Putting the football industry under state control would follow in the footsteps of other nationalisations the popular president has carried out in the gas, tin and telecommunications sectors.
“We’re sorry about the performance of our team in the qualifiers,” Morales told reporters in Bolivia. “Until now [football] has been [controlled] by private, autonomous entities … but they aren’t getting results.” He said nationalisation would “dignify” the national team.
Though not always a fool-proof solution, recent history in Bolivia shows that state control of certain industries and companies has been more efficient than private control. Under Morales, the Bolivian state has often acted in the people’s best interest more than, for example, a foreign gas corporation. State-controlled industries have also generated revenue for the impoverished government, providing funds for much-needed social programmes and development work.
Morales’s plan for the country’s football team says a lot about his economic vision for the country, a vision that buoys his popularity and, according to recent polls, ensures he will be elected president again by a wide margin in the December elections. It also speaks of his love for football, a sport that led him to the presidential palace.
When he was 13, Morales, a child of poor farmers, began a team called Fraternidad (Brotherhood) in his small community in the Bolivian highlands.
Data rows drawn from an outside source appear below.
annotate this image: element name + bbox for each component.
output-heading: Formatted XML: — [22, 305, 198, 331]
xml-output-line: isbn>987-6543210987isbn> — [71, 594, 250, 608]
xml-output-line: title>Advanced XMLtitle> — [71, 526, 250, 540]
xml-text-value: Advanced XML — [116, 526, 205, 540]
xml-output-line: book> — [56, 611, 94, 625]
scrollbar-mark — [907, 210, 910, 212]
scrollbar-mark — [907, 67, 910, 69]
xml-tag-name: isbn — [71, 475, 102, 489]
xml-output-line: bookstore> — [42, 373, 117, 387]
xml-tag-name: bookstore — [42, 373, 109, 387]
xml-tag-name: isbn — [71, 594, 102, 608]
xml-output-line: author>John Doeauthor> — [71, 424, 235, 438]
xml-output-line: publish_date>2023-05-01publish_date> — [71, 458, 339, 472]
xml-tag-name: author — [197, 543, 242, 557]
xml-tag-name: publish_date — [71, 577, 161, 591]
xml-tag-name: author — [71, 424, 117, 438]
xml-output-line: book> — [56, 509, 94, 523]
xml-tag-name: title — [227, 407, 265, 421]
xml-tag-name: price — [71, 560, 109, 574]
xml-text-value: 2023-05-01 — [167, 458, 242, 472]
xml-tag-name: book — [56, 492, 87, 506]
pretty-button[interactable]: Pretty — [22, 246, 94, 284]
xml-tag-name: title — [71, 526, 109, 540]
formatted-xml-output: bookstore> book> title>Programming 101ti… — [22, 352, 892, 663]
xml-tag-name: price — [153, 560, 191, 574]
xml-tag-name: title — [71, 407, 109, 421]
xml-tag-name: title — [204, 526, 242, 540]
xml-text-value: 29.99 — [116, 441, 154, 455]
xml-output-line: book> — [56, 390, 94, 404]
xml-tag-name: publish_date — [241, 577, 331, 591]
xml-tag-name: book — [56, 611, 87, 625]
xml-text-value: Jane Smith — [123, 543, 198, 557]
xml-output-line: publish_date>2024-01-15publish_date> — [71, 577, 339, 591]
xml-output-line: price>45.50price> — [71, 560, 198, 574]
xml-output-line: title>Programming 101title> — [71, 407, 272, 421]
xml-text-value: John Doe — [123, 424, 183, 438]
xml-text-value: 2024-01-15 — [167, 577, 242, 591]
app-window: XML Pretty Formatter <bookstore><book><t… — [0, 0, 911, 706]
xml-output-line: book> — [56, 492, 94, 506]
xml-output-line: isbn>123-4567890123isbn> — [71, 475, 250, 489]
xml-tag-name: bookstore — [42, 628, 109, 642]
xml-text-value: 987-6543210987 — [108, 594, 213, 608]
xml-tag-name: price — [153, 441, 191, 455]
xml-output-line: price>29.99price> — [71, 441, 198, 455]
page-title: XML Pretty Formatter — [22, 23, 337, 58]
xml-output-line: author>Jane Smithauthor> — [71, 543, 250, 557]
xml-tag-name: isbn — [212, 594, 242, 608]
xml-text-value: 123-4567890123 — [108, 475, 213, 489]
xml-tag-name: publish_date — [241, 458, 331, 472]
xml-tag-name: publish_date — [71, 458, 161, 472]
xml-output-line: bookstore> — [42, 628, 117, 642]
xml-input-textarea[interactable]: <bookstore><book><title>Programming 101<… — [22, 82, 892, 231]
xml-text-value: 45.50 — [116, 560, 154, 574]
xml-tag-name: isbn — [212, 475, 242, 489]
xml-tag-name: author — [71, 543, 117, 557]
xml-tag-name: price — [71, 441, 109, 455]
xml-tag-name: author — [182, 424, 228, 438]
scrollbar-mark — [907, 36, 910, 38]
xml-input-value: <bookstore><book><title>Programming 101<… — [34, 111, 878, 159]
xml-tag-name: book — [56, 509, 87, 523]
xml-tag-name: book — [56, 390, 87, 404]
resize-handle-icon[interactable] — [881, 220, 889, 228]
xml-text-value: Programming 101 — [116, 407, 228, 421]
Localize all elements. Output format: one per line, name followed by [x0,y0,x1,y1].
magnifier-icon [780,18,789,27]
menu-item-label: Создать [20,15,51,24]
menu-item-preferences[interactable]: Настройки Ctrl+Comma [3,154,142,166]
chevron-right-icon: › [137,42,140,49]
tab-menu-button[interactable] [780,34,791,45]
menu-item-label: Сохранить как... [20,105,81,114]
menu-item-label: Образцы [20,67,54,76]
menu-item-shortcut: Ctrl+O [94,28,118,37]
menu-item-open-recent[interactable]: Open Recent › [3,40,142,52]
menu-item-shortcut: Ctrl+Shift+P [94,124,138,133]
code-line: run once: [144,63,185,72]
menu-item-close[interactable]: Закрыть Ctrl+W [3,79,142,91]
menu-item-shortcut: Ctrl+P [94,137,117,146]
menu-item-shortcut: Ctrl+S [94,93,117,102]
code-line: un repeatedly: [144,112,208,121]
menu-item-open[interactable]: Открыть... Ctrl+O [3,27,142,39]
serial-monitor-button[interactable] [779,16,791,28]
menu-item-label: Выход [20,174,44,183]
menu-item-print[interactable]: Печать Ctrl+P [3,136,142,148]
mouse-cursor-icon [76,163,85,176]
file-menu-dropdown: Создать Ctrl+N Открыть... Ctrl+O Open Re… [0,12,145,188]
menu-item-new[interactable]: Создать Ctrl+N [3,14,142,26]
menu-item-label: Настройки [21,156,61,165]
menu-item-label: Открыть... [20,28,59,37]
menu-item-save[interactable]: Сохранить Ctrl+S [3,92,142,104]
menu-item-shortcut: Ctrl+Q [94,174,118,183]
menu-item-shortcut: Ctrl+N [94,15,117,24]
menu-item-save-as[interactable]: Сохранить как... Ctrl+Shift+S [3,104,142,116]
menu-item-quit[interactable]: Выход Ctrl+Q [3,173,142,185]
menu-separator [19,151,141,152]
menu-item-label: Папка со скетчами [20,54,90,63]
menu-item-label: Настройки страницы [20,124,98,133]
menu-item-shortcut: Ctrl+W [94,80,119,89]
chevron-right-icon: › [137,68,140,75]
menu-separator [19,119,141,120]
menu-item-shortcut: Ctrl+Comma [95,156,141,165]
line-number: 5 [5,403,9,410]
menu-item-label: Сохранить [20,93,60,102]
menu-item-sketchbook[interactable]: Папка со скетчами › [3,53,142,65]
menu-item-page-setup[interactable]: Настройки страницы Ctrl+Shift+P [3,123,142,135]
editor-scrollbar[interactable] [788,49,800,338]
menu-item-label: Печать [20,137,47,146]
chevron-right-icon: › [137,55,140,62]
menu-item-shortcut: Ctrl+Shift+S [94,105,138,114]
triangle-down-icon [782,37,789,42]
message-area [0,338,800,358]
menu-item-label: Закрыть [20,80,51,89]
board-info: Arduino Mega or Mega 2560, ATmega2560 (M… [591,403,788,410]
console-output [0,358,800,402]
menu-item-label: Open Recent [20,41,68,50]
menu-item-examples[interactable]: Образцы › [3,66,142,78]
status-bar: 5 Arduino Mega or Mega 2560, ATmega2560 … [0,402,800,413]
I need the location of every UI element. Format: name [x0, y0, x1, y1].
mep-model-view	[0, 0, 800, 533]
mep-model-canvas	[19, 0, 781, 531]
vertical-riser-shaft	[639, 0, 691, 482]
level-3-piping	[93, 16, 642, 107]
He took on the role of captain, player, referee and fundraiser. Morales explained: “I was like the owner of the team. I had to do the sheep shearing, for the llama wool. My father helped me. He was really a sportsman, we sold the wool to buy balls, uniforms.”
When his family was forced by drought to migrate to the Chapare region to become coca farmers, he was quickly elected as the director of sports for the local coca union. That role led to other union positions as he rose through the ranks of the political left, eventually becoming president in 2005.
He has since played in La Paz with Argentine football legend Diego Maradona, sending the ball used in the game to Fidel Castro, signing it: “With admiration for Fidel.” Later, he skipped a dinner with Chilean President Michele Bachelet to play a game in Santiago. His team beat the Chilean pros by 8 to 1.
Morales is right in seeking to put Bolivia’s football team under state control. This multi-billion dollar business has favoured corporate elites for decades, separating the sport from the Latin American working-class culture that embraces and sustains it.
“Soccer is an integrator,” Morales told Fox News last year. “It doesn’t just have to do with championships, trophies or medals. It means much more than that. Soccer makes us forget the politicians who are our specific problems. Even poverty, if only for 90 minutes, gives way to this social phenomenon.”